Scrabbling Desire or Painting Beyond Representation
text by Masayuki Tanaka

from exhibition text of Stratosphere vol.1 Tracing the "Self"



Kabata’s painting is dominated by tracing lines that grope around and tumble as if searching for something (that perhaps will never be found) beyond the painting. It seems as if this scrabbling desire is unwrapped and being fixed on the surface of the painting as it is. The painting looks like a fetish of desire. Therefore, the painting no longer exists as representation, or it is an artwork of a mirror that never reflects the clear image. Since the clear image cannot be seen, the work can make the viewer uncomfortable and anxious. What could be the adherence to this desire to scrabble? How about considering it as a question of our consciousness of the world which would be physically grasped? Furthermore, I would like to consider of a possibility of the preexistence of the physical world before humans invented language as representation.

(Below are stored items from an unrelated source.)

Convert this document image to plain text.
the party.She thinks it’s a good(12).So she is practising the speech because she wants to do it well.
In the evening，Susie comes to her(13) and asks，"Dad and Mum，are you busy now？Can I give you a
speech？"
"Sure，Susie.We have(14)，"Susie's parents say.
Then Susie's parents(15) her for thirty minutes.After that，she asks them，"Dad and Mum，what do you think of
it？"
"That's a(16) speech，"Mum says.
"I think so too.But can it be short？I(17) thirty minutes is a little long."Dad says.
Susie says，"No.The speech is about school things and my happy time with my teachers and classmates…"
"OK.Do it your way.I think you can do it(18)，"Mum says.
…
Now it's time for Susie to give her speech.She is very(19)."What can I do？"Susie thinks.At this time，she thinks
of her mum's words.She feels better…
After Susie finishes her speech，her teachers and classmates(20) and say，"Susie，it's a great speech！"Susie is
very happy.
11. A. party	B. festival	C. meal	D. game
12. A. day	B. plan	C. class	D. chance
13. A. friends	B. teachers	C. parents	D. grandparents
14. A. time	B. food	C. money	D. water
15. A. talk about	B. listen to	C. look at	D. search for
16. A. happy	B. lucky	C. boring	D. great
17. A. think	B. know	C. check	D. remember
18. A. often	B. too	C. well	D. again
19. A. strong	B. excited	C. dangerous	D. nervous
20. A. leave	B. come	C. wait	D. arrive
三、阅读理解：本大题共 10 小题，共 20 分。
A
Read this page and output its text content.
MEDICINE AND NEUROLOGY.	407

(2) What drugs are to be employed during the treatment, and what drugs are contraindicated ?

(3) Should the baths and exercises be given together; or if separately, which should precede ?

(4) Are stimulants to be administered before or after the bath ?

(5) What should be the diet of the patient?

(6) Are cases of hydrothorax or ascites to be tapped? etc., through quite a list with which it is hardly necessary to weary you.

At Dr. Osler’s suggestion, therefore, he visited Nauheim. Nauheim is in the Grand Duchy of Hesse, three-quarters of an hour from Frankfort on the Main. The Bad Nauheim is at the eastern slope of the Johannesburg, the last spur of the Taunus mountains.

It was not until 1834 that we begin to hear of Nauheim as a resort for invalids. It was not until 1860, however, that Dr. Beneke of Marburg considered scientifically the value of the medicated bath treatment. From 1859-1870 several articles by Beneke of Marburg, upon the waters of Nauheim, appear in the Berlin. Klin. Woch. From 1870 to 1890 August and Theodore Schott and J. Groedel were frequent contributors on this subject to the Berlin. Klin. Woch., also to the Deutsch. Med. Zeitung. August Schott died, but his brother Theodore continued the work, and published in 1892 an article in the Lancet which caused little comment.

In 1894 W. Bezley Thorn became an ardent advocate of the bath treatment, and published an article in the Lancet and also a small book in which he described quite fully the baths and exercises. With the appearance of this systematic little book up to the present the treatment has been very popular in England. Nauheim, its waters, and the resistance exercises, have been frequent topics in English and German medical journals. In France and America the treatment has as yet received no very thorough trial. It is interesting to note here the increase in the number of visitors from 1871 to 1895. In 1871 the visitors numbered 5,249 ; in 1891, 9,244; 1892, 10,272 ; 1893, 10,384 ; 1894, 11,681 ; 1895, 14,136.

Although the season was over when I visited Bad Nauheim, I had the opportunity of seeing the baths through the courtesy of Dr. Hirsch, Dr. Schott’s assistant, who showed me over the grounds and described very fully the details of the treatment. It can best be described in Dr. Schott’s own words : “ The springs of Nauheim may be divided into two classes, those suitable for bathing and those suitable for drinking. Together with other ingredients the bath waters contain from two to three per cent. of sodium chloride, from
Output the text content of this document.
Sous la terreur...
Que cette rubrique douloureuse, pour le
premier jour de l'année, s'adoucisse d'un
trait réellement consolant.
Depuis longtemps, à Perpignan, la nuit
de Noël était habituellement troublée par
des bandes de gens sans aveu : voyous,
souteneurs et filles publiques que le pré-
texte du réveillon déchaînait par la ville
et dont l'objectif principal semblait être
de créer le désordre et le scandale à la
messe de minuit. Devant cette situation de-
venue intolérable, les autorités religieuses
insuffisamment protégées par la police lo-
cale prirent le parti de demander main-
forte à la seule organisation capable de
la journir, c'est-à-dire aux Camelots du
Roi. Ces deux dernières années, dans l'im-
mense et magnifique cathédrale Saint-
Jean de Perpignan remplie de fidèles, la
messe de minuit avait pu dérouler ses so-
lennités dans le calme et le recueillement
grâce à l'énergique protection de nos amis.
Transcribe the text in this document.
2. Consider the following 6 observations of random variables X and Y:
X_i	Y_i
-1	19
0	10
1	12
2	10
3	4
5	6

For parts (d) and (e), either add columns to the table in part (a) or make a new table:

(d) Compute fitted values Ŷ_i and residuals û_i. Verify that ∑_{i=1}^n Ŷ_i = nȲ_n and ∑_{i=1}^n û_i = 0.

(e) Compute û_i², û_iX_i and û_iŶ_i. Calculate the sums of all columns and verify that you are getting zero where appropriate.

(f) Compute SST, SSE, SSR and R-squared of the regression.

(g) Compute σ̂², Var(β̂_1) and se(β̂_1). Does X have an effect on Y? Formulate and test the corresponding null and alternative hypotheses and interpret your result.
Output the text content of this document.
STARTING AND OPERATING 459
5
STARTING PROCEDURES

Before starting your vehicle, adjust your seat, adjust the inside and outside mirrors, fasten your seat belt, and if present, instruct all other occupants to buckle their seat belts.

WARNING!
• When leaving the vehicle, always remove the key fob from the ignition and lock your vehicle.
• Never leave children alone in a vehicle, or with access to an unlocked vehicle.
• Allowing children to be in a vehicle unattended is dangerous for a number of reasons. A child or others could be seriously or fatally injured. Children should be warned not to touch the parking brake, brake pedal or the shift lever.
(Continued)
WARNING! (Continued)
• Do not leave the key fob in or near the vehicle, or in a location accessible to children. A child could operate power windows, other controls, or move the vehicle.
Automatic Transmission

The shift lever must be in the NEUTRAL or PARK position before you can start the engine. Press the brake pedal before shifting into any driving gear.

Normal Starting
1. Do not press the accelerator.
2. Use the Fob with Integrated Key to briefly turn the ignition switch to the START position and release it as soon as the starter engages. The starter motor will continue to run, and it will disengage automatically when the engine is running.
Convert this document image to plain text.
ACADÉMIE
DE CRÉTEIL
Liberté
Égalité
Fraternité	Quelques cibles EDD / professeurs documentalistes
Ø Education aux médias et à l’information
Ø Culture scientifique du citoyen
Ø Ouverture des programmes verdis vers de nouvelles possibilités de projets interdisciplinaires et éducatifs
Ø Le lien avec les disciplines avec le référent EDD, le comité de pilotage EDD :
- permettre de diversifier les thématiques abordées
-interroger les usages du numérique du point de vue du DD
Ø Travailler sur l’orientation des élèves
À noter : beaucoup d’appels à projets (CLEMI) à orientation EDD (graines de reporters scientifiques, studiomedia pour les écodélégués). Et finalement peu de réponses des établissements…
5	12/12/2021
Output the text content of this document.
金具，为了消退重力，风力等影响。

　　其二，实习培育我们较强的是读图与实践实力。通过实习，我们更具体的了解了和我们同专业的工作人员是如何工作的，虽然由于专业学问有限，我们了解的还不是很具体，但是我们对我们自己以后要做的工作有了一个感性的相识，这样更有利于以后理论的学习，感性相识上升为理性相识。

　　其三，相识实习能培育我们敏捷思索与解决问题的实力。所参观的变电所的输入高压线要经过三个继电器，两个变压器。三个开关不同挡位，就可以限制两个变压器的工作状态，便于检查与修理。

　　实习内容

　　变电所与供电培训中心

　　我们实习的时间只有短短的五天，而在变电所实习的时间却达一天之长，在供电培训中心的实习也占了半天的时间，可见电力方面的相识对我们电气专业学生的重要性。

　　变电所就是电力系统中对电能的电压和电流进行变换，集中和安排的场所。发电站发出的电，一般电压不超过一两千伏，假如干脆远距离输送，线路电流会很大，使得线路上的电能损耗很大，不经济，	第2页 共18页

How large is the world that we actually live in? This kind of topic is being argued in psychology. Since we can go anywhere by either car or airplane, we tend to have an idea that our existing world extends without limit. The world in which we can exist is infinite. However if you transfer from Tokyo to New York, the place you actually live in each moment is only an extremely limited radius. As for the area, it is restricted to the radius that you can see, and as for the realization it is restricted to the reach that you can touch with the parts of your body; your hands or legs, which is very limited. Only the range within the five senses is the radius that we can live in, which is very limited. Then what extends this range is the world that only exists in the imagination. When you are in New York, Tokyo only exists in your imaginary world. Needless to say, what forms this imaginary world is language. In other words, the physical world is surrounded by the representative world; we build the world in which we live in by simultaneously holding those two worlds together. Although, before we master language, we must have fulfilled the world we live in with physical realization.

There is an invisible wall between the living physical world that our body and senses have full realization and an imaginary world that exists as a representation (nothing to do with body directly). It seems that Kabata’s artwork makes this invisible wall visible. Then the writhing desire that is trying to recover fulfillment with previous representational physical realization tumbles on the wall. As if it is trying to re-construct its own world with flesh and blood, beyond the language and representation. Therefore, Kabata’s artwork is painting beyond representation.